As Silvester wrote, “When Robert did become acutely breathless at home, he asked his wife to call the GP not the ambulance, as he would have done previously. His GP visited him at home, provided comfort care and Robert died with his family at his bedside. That’s what I call a good death.”
Yes, a good death. But the doctor does not tell us what this “good death” looked like. Did Robert have possession of life-ending drugs? How were these drugs accessed? How were they administered? Who administered them? Was Robert placed under deep and terminal sedation or did he ingest death-enabling medication? Were his friends and loved ones present? How did they provide comfort, care, and assistance?
Fortunately, these questions were openly addressed in the Victoria inquiry, which ended last week, and hopefully the frank and open responses provided by those who deal with the dying can guide our legislators in a manner that will bring about reform to a law that is unclear on how the terminally ill can die a good death.
During the four-month public hearing, Peter and Patricia Shaw were found dead in their Brighton home. The couple, both 87, ended their lives on their own terms at home in October because, as Mr Shaw wrote in a letter to The Age in 2007, they wanted to avoid “do-gooders placing obstacles in our way”. But Patricia and Peter’s self-managed exit should not be confined to just the few who have the means, know-how and luck to do so. It should be available to all Australians.
As journalist and broadcaster Andrew Denton noted in his testimony to the subcommittee, two Australians over the age of 80 die from suicide every week, with the common means of death being hanging. This was reiterated by Oxford University’s Uehiro chair in practical ethics, Professor Julian Savulescu, who identified suicide as the most common cause of death, adding “a large proportion of these suicides are, increasingly, elderly people who attempt to take their own life, often in horrific circumstances, such as with a broken glass through their neck when faced with going to a nursing home”.
We can do much more to help people, and especially the elderly, die well in the place that means everything to them. And as identified in a study, “Dying Well”, conducted by Swerissen and Duckett for the Grattan Institute in 2014, doubling the number of people who die at home can help achieve this. According to the research, it will cost $237 million a year, but about the same amount of institutional care funds could be released to pay for it.

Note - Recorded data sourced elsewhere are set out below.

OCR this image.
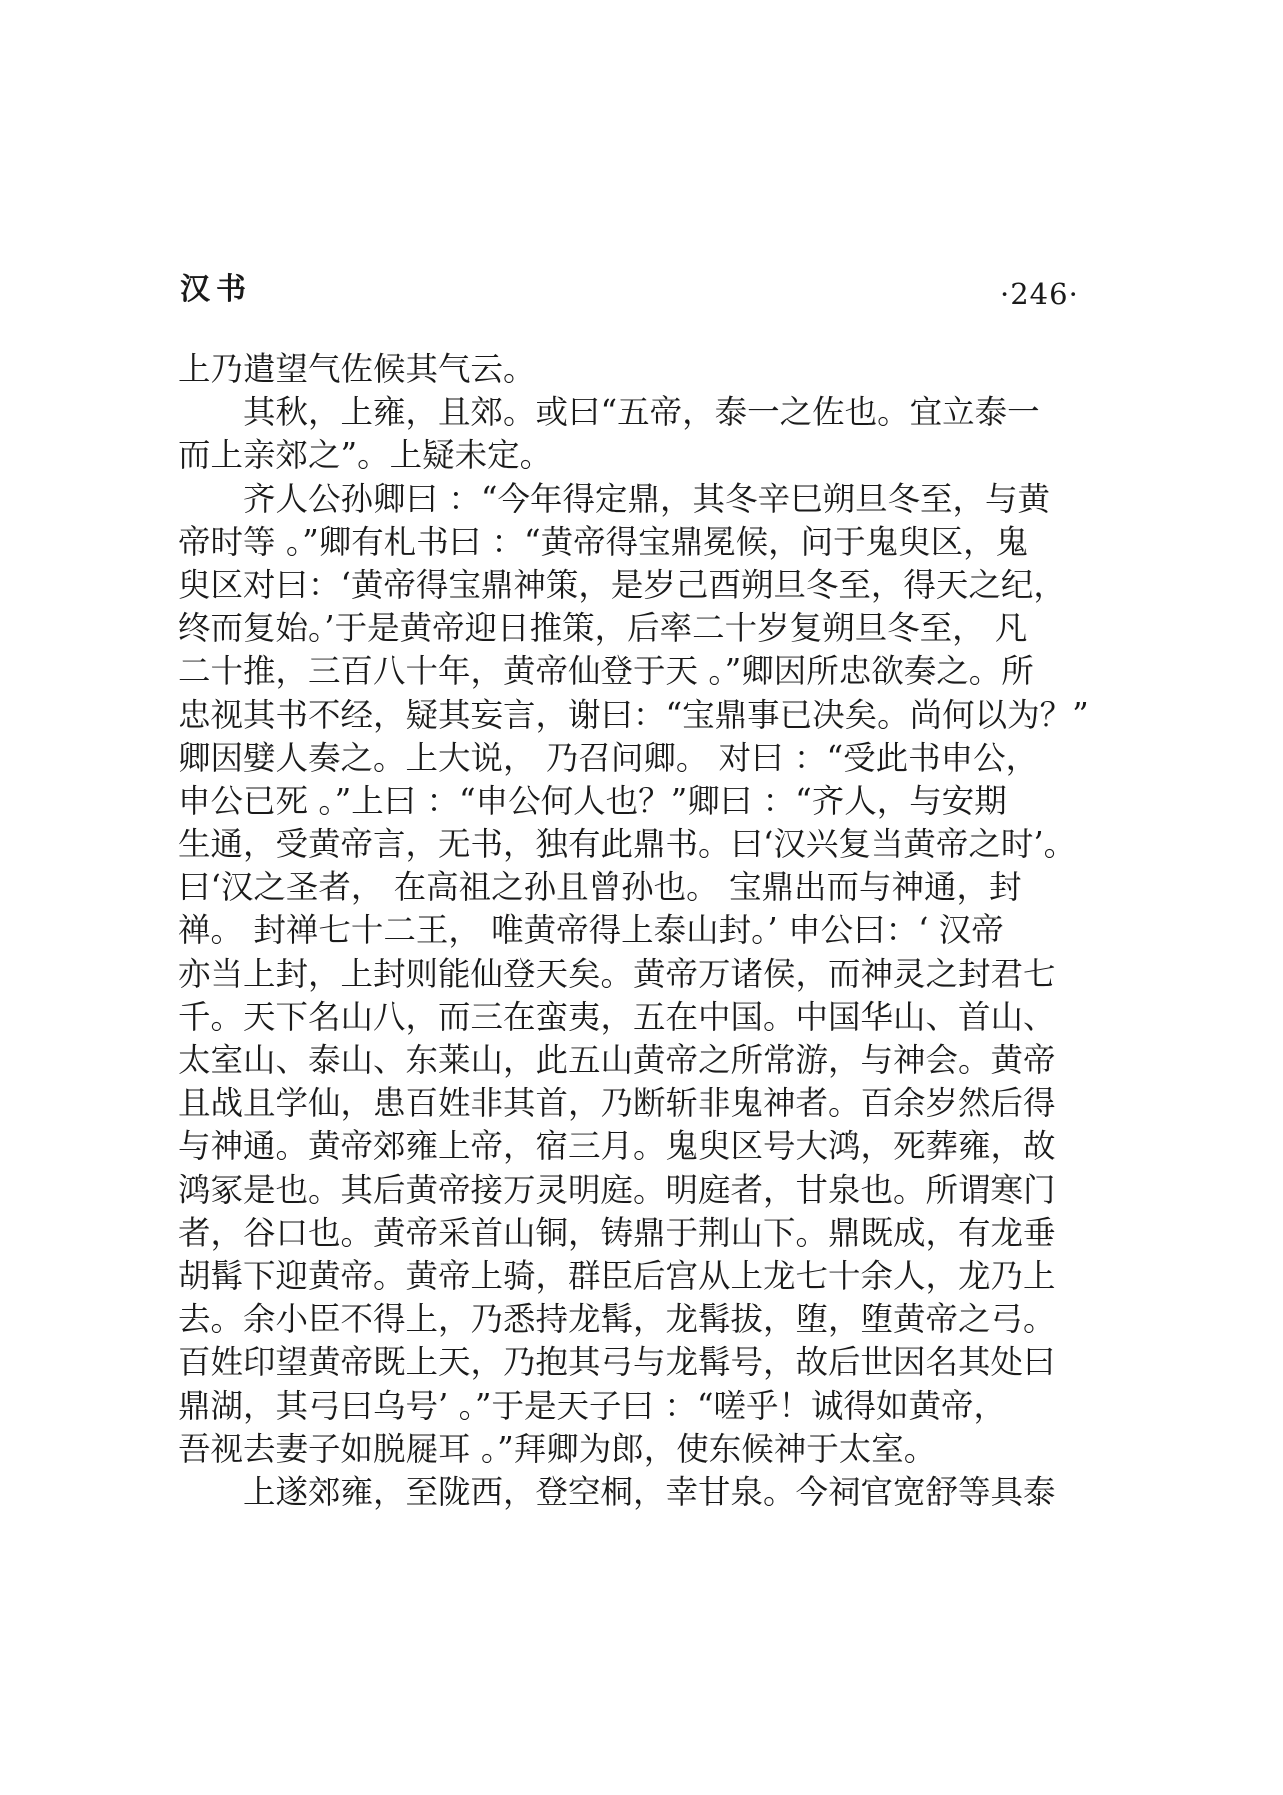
汉书	·246·
上乃遣望气佐候其气云。
　　其秋，上雍，且郊。或曰“五帝，泰一之佐也。宜立泰一
而上亲郊之”。上疑未定。
　　齐人公孙卿曰 ：“今年得定鼎，其冬辛巳朔旦冬至，与黄
帝时等 。”卿有札书曰 ：“黄帝得宝鼎冕候，问于鬼臾区，鬼
臾区对曰：‘黄帝得宝鼎神策，是岁己酉朔旦冬至，得天之纪，
终而复始。’于是黄帝迎日推策，后率二十岁复朔旦冬至， 凡
二十推，三百八十年，黄帝仙登于天 。”卿因所忠欲奏之。所
忠视其书不经，疑其妄言，谢曰：“宝鼎事已决矣。尚何以为？”
卿因嬖人奏之。上大说， 乃召问卿。 对曰 ：“受此书申公，
申公已死 。”上曰 ：“申公何人也？”卿曰 ：“齐人，与安期
生通，受黄帝言，无书，独有此鼎书。曰‘汉兴复当黄帝之时’。
曰‘汉之圣者， 在高祖之孙且曾孙也。 宝鼎出而与神通，封
禅。 封禅七十二王， 唯黄帝得上泰山封。’ 申公曰：‘ 汉帝
亦当上封，上封则能仙登天矣。黄帝万诸侯，而神灵之封君七
千。天下名山八，而三在蛮夷，五在中国。中国华山、首山、
太室山、泰山、东莱山，此五山黄帝之所常游，与神会。黄帝
且战且学仙，患百姓非其首，乃断斩非鬼神者。百余岁然后得
与神通。黄帝郊雍上帝，宿三月。鬼臾区号大鸿，死葬雍，故
鸿冢是也。其后黄帝接万灵明庭。明庭者，甘泉也。所谓寒门
者，谷口也。黄帝采首山铜，铸鼎于荆山下。鼎既成，有龙垂
胡髯下迎黄帝。黄帝上骑，群臣后宫从上龙七十余人，龙乃上
去。余小臣不得上，乃悉持龙髯，龙髯拔，堕，堕黄帝之弓。
百姓印望黄帝既上天，乃抱其弓与龙髯号，故后世因名其处曰
鼎湖，其弓曰乌号’ 。”于是天子曰 ：“嗟乎！诚得如黄帝，
吾视去妻子如脱屣耳 。”拜卿为郎，使东候神于太室。
　　上遂郊雍，至陇西，登空桐，幸甘泉。今祠官宽舒等具泰
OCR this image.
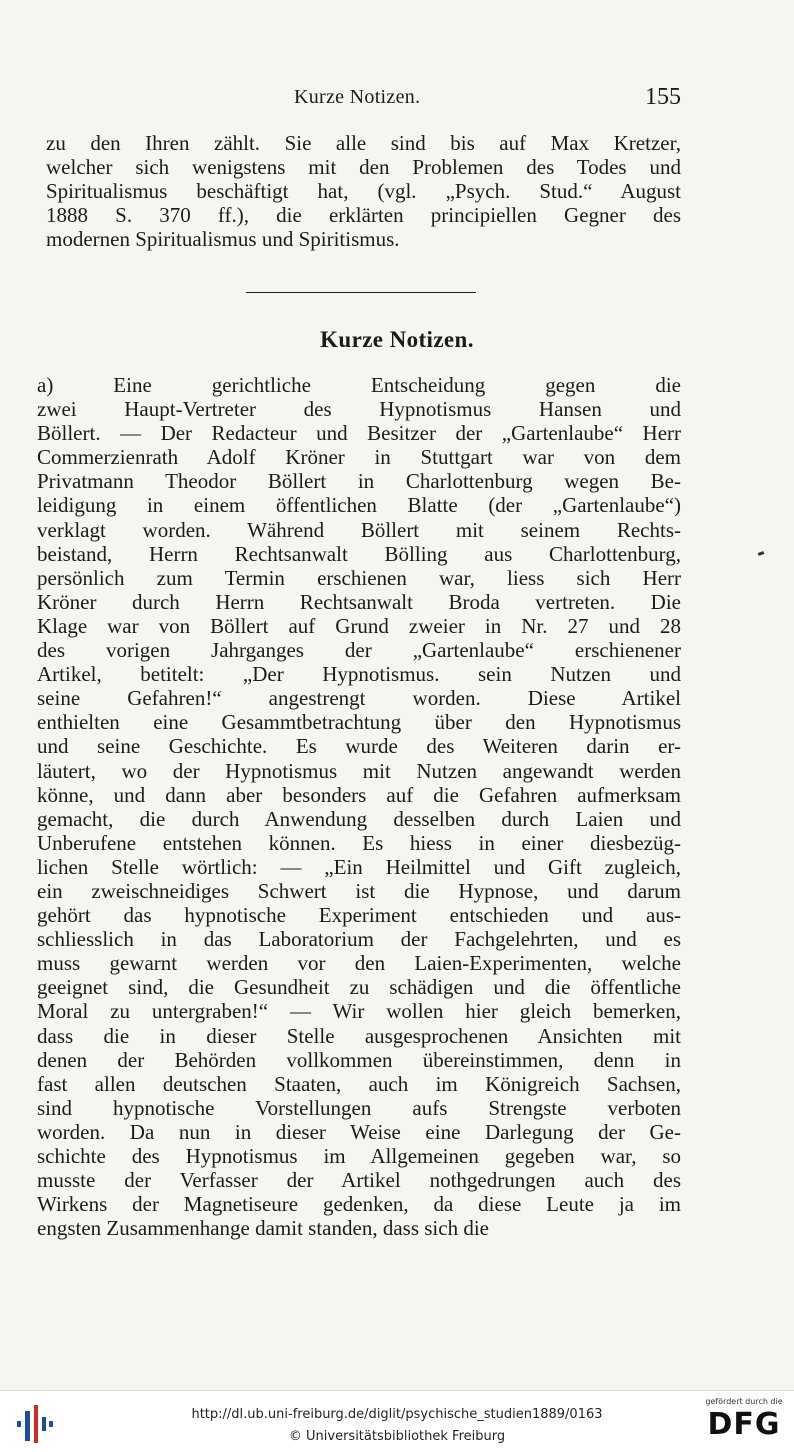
Kurze Notizen.	155
zu den Ihren zählt. Sie alle sind bis auf Max Kretzer,
welcher sich wenigstens mit den Problemen des Todes und
Spiritualismus beschäftigt hat, (vgl. „Psych. Stud.“ August
1888 S. 370 ff.), die erklärten principiellen Gegner des
modernen Spiritualismus und Spiritismus.
Kurze Notizen.
a) Eine gerichtliche Entscheidung gegen die
zwei Haupt-Vertreter des Hypnotismus Hansen und
Böllert. — Der Redacteur und Besitzer der „Gartenlaube“ Herr
Commerzienrath Adolf Kröner in Stuttgart war von dem
Privatmann Theodor Böllert in Charlottenburg wegen Be-
leidigung in einem öffentlichen Blatte (der „Gartenlaube“)
verklagt worden. Während Böllert mit seinem Rechts-
beistand, Herrn Rechtsanwalt Bölling aus Charlottenburg,
persönlich zum Termin erschienen war, liess sich Herr
Kröner durch Herrn Rechtsanwalt Broda vertreten. Die
Klage war von Böllert auf Grund zweier in Nr. 27 und 28
des vorigen Jahrganges der „Gartenlaube“ erschienener
Artikel, betitelt: „Der Hypnotismus. sein Nutzen und
seine Gefahren!“ angestrengt worden. Diese Artikel
enthielten eine Gesammtbetrachtung über den Hypnotismus
und seine Geschichte. Es wurde des Weiteren darin er-
läutert, wo der Hypnotismus mit Nutzen angewandt werden
könne, und dann aber besonders auf die Gefahren aufmerksam
gemacht, die durch Anwendung desselben durch Laien und
Unberufene entstehen können. Es hiess in einer diesbezüg-
lichen Stelle wörtlich: — „Ein Heilmittel und Gift zugleich,
ein zweischneidiges Schwert ist die Hypnose, und darum
gehört das hypnotische Experiment entschieden und aus-
schliesslich in das Laboratorium der Fachgelehrten, und es
muss gewarnt werden vor den Laien-Experimenten, welche
geeignet sind, die Gesundheit zu schädigen und die öffentliche
Moral zu untergraben!“ — Wir wollen hier gleich bemerken,
dass die in dieser Stelle ausgesprochenen Ansichten mit
denen der Behörden vollkommen übereinstimmen, denn in
fast allen deutschen Staaten, auch im Königreich Sachsen,
sind hypnotische Vorstellungen aufs Strengste verboten
worden. Da nun in dieser Weise eine Darlegung der Ge-
schichte des Hypnotismus im Allgemeinen gegeben war, so
musste der Verfasser der Artikel nothgedrungen auch des
Wirkens der Magnetiseure gedenken, da diese Leute ja im
engsten Zusammenhange damit standen, dass sich die
http://dl.ub.uni-freiburg.de/diglit/psychische_studien1889/0163
© Universitätsbibliothek Freiburg
gefördert durch die
DFG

Most people who return home to die will seek palliation and express the wish to live their life to its “natural end”. But the shift from hospice to home care must ensure that the wishes of those who do not want palliation are equally respected.
We do not need to wait until a loved one has passed away in a hospital, a hospice or an aged-care facility, usually after experiencing unwanted suffering and long terminal sedation, to declare that “they are at a better place now”.
This place should be where one starts. Home.